The National Park Service has approved a controversial plan to expand a power line that will run through the Delaware Water Gap National Recreation Area. The Susquehanna-Roseland line will increase capacity for the East Coast, which utilities say is needed to prevent blackouts like the one experienced in 2003. Environmentalists have fought the project, saying it will both damage ecosystems and result in higher electricity prices. The Newark Star-Ledger has more:

After years of debate between power companies and environmentalists, the $1.2 billion Susquehanna-Roseland line got approval from the National Park Service, Public Service Electric & Gas said today.

“This new line will reinforce our nation’s critical energy infrastructure for future generations,” said Ralph LaRossa, PSE&G’s president and CEO in a joint statement with officials from Pennsylvania’s PPL Electric Utilities. “It will ensure that homes and businesses in a multistate region continue to enjoy safe and reliable electric service long into the future.”

The non-profit National Parks Conservation Association released a statement criticizing the decision by the Park Service.
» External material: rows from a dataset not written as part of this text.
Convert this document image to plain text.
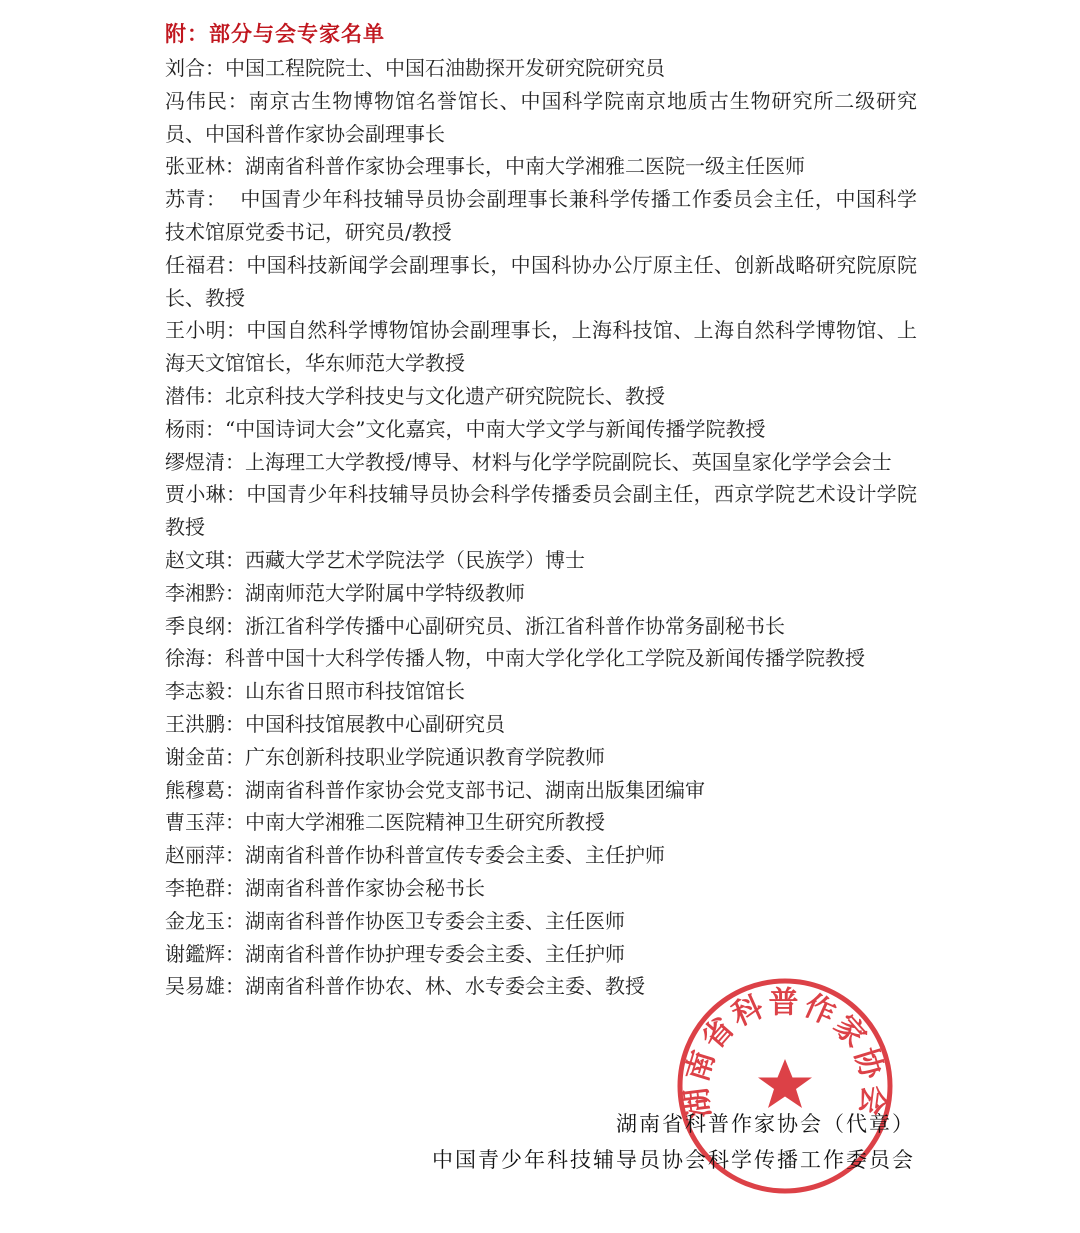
附：部分与会专家名单
刘合：中国工程院院士、中国石油勘探开发研究院研究员
冯伟民：南京古生物博物馆名誉馆长、中国科学院南京地质古生物研究所二级研究员、中国科普作家协会副理事长
张亚林：湖南省科普作家协会理事长，中南大学湘雅二医院一级主任医师
苏青：  中国青少年科技辅导员协会副理事长兼科学传播工作委员会主任，中国科学技术馆原党委书记，研究员/教授
任福君：中国科技新闻学会副理事长，中国科协办公厅原主任、创新战略研究院原院长、教授
王小明：中国自然科学博物馆协会副理事长，上海科技馆、上海自然科学博物馆、上海天文馆馆长，华东师范大学教授
潜伟：北京科技大学科技史与文化遗产研究院院长、教授
杨雨：“中国诗词大会”文化嘉宾，中南大学文学与新闻传播学院教授
缪煜清：上海理工大学教授/博导、材料与化学学院副院长、英国皇家化学学会会士
贾小琳：中国青少年科技辅导员协会科学传播委员会副主任，西京学院艺术设计学院教授
赵文琪：西藏大学艺术学院法学（民族学）博士
李湘黔：湖南师范大学附属中学特级教师
季良纲：浙江省科学传播中心副研究员、浙江省科普作协常务副秘书长
徐海：科普中国十大科学传播人物，中南大学化学化工学院及新闻传播学院教授
李志毅：山东省日照市科技馆馆长
王洪鹏：中国科技馆展教中心副研究员
谢金苗：广东创新科技职业学院通识教育学院教师
熊穆葛：湖南省科普作家协会党支部书记、湖南出版集团编审
曹玉萍：中南大学湘雅二医院精神卫生研究所教授
赵丽萍：湖南省科普作协科普宣传专委会主委、主任护师
李艳群：湖南省科普作家协会秘书长
金龙玉：湖南省科普作协医卫专委会主委、主任医师
谢鑑辉：湖南省科普作协护理专委会主委、主任护师
吴易雄：湖南省科普作协农、林、水专委会主委、教授
湖南省科普作家协会
湖南省科普作家协会（代章）
中国青少年科技辅导员协会科学传播工作委员会
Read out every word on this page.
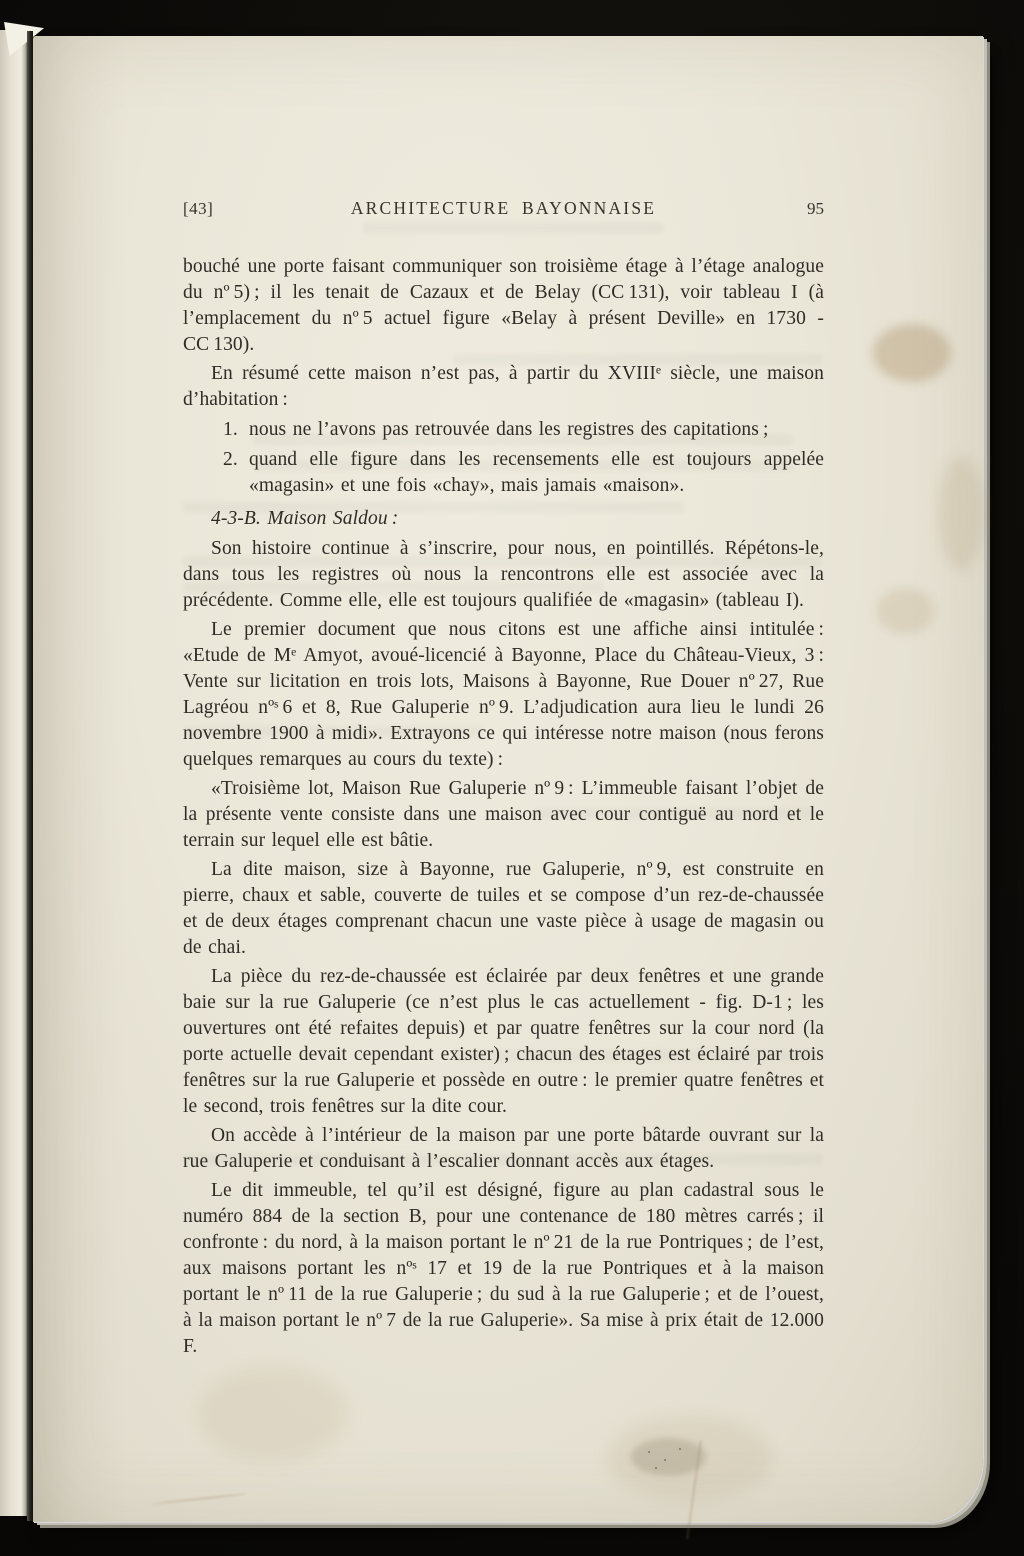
[43]	ARCHITECTURE BAYONNAISE	95

bouché une porte faisant communiquer son troisième étage à l’étage analogue du nº 5) ; il les tenait de Cazaux et de Belay (CC 131), voir tableau I (à l’emplacement du nº 5 actuel figure «Belay à présent Deville» en 1730 - CC 130).

En résumé cette maison n’est pas, à partir du XVIIIᵉ siècle, une maison d’habitation :

1. nous ne l’avons pas retrouvée dans les registres des capitations ;
2. quand elle figure dans les recensements elle est toujours appelée «magasin» et une fois «chay», mais jamais «maison».

4-3-B. Maison Saldou :

Son histoire continue à s’inscrire, pour nous, en pointillés. Répétons-le, dans tous les registres où nous la rencontrons elle est associée avec la précédente. Comme elle, elle est toujours qualifiée de «magasin» (tableau I).

Le premier document que nous citons est une affiche ainsi intitulée : «Etude de Mᵉ Amyot, avoué-licencié à Bayonne, Place du Château-Vieux, 3 : Vente sur licitation en trois lots, Maisons à Bayonne, Rue Douer nº 27, Rue Lagréou nºˢ 6 et 8, Rue Galuperie nº 9. L’adjudication aura lieu le lundi 26 novembre 1900 à midi». Extrayons ce qui intéresse notre maison (nous ferons quelques remarques au cours du texte) :

«Troisième lot, Maison Rue Galuperie nº 9 : L’immeuble faisant l’objet de la présente vente consiste dans une maison avec cour contiguë au nord et le terrain sur lequel elle est bâtie.

La dite maison, size à Bayonne, rue Galuperie, nº 9, est construite en pierre, chaux et sable, couverte de tuiles et se compose d’un rez-de-chaussée et de deux étages comprenant chacun une vaste pièce à usage de magasin ou de chai.

La pièce du rez-de-chaussée est éclairée par deux fenêtres et une grande baie sur la rue Galuperie (ce n’est plus le cas actuellement - fig. D-1 ; les ouvertures ont été refaites depuis) et par quatre fenêtres sur la cour nord (la porte actuelle devait cependant exister) ; chacun des étages est éclairé par trois fenêtres sur la rue Galuperie et possède en outre : le premier quatre fenêtres et le second, trois fenêtres sur la dite cour.

On accède à l’intérieur de la maison par une porte bâtarde ouvrant sur la rue Galuperie et conduisant à l’escalier donnant accès aux étages.

Le dit immeuble, tel qu’il est désigné, figure au plan cadastral sous le numéro 884 de la section B, pour une contenance de 180 mètres carrés ; il confronte : du nord, à la maison portant le nº 21 de la rue Pontriques ; de l’est, aux maisons portant les nºˢ 17 et 19 de la rue Pontriques et à la maison portant le nº 11 de la rue Galuperie ; du sud à la rue Galuperie ; et de l’ouest, à la maison portant le nº 7 de la rue Galuperie». Sa mise à prix était de 12.000 F.
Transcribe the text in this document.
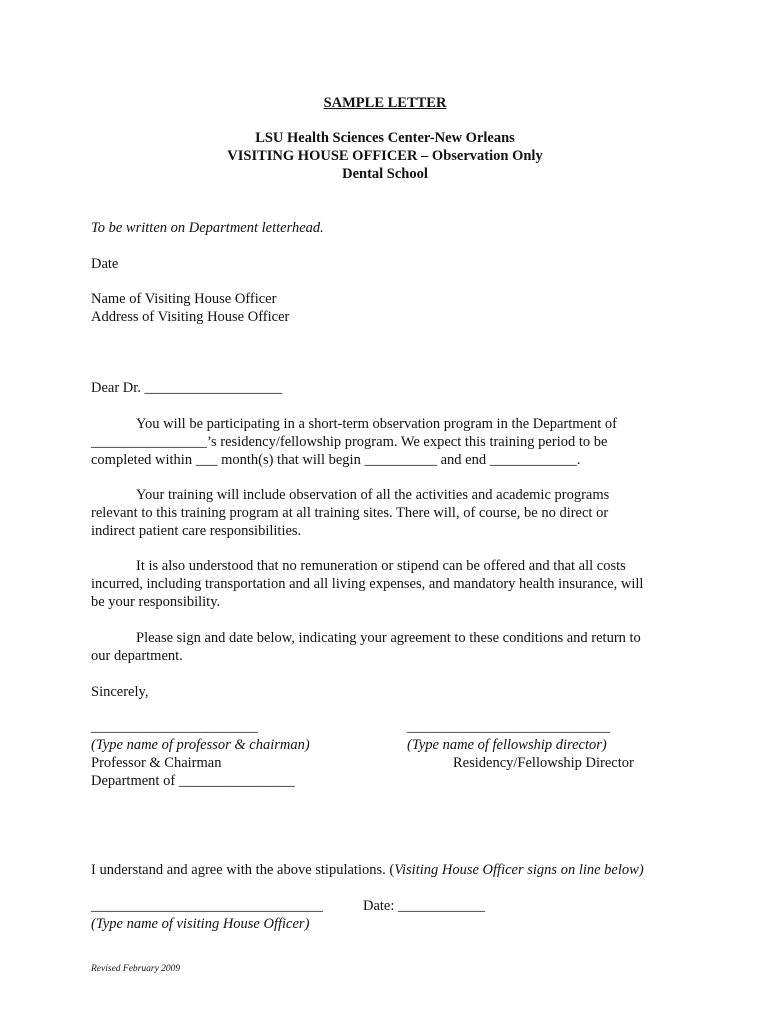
SAMPLE LETTER
LSU Health Sciences Center-New Orleans
VISITING HOUSE OFFICER – Observation Only
Dental School
To be written on Department letterhead.
Date
Name of Visiting House Officer
Address of Visiting House Officer
Dear Dr. ___________________
You will be participating in a short-term observation program in the Department of
________________’s residency/fellowship program. We expect this training period to be
completed within ___ month(s) that will begin __________ and end ____________.
Your training will include observation of all the activities and academic programs
relevant to this training program at all training sites. There will, of course, be no direct or
indirect patient care responsibilities.
It is also understood that no remuneration or stipend can be offered and that all costs
incurred, including transportation and all living expenses, and mandatory health insurance, will
be your responsibility.
Please sign and date below, indicating your agreement to these conditions and return to
our department.
Sincerely,
_______________________	____________________________
(Type name of professor & chairman)	(Type name of fellowship director)
Professor & Chairman	Residency/Fellowship Director
Department of ________________
I understand and agree with the above stipulations. (Visiting House Officer signs on line below)
________________________________	Date: ____________
(Type name of visiting House Officer)
Revised February 2009
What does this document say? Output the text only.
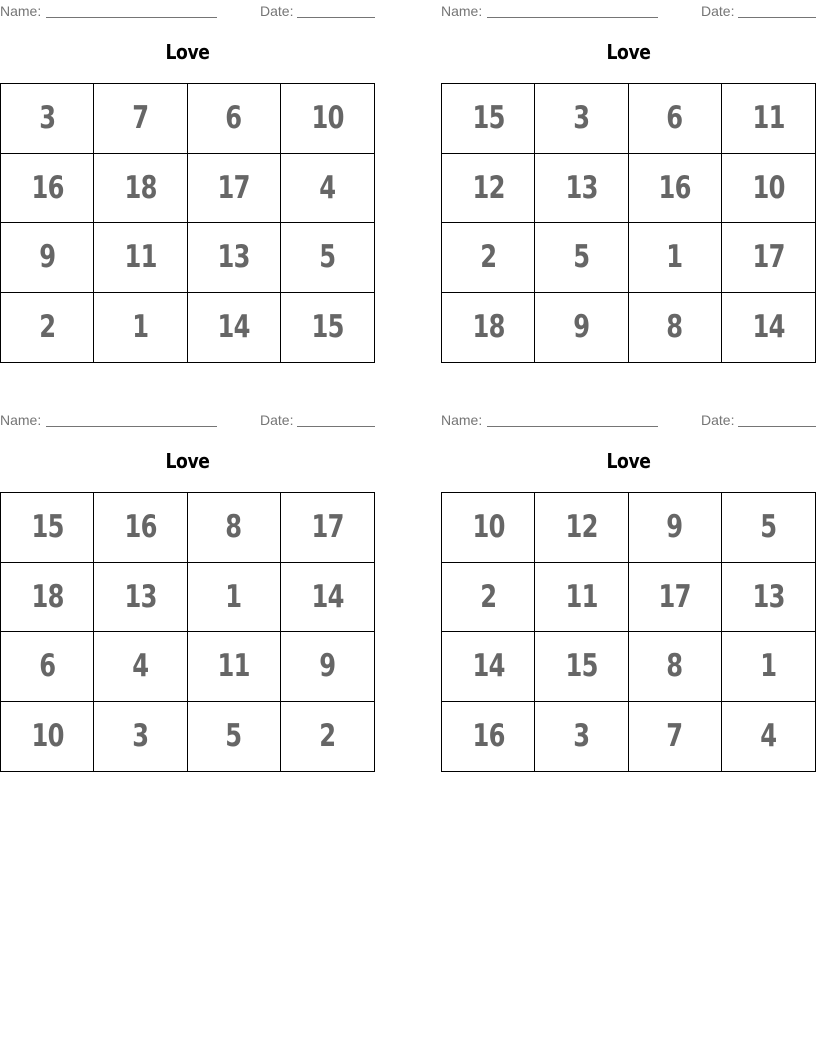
Name:	Date:
Love
3 7 6 10
16 18 17 4
9 11 13 5
2 1 14 15
Name:	Date:
Love
15 3 6 11
12 13 16 10
2 5 1 17
18 9 8 14
Name:	Date:
Love
15 16 8 17
18 13 1 14
6 4 11 9
10 3 5	2
Name:	Date:
Love
10 12 9	5
2 11 17 13
14 15 8	1
16 3 7	4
“America’s national parks are not blank spots on the map conveniently set aside for future development projects like super-sized transmission lines,” said Cinda Waldbuesser.  ”We can meet America’s energy needs without sacrificing our national parks. We must ensure these national treasures are protected for our children and grandchildren to enjoy.”


  • Tom McBride

    Why is this planned labeled “controversial”? It would be controversial if the plan called for electical power to be transported by batteries or unsupported lines strewn about the countryside not merely because a specific special interest group.has some aesthetic objections certainly the plan will not “sacrifice” the delaware water gap. I believe the reason for the use of this word in this and other issues (eg.the “controversial” voter id law dispite that 70 per cent of the people think this is just common sense) is to create an false equivalency in order to make it appear to the public that critical energy needs are not more important then the views of a enviormental group. Lets drop the misleading term “controversial” and just say the energy plan is opposed by a group that values aesthetic views more than energy needs.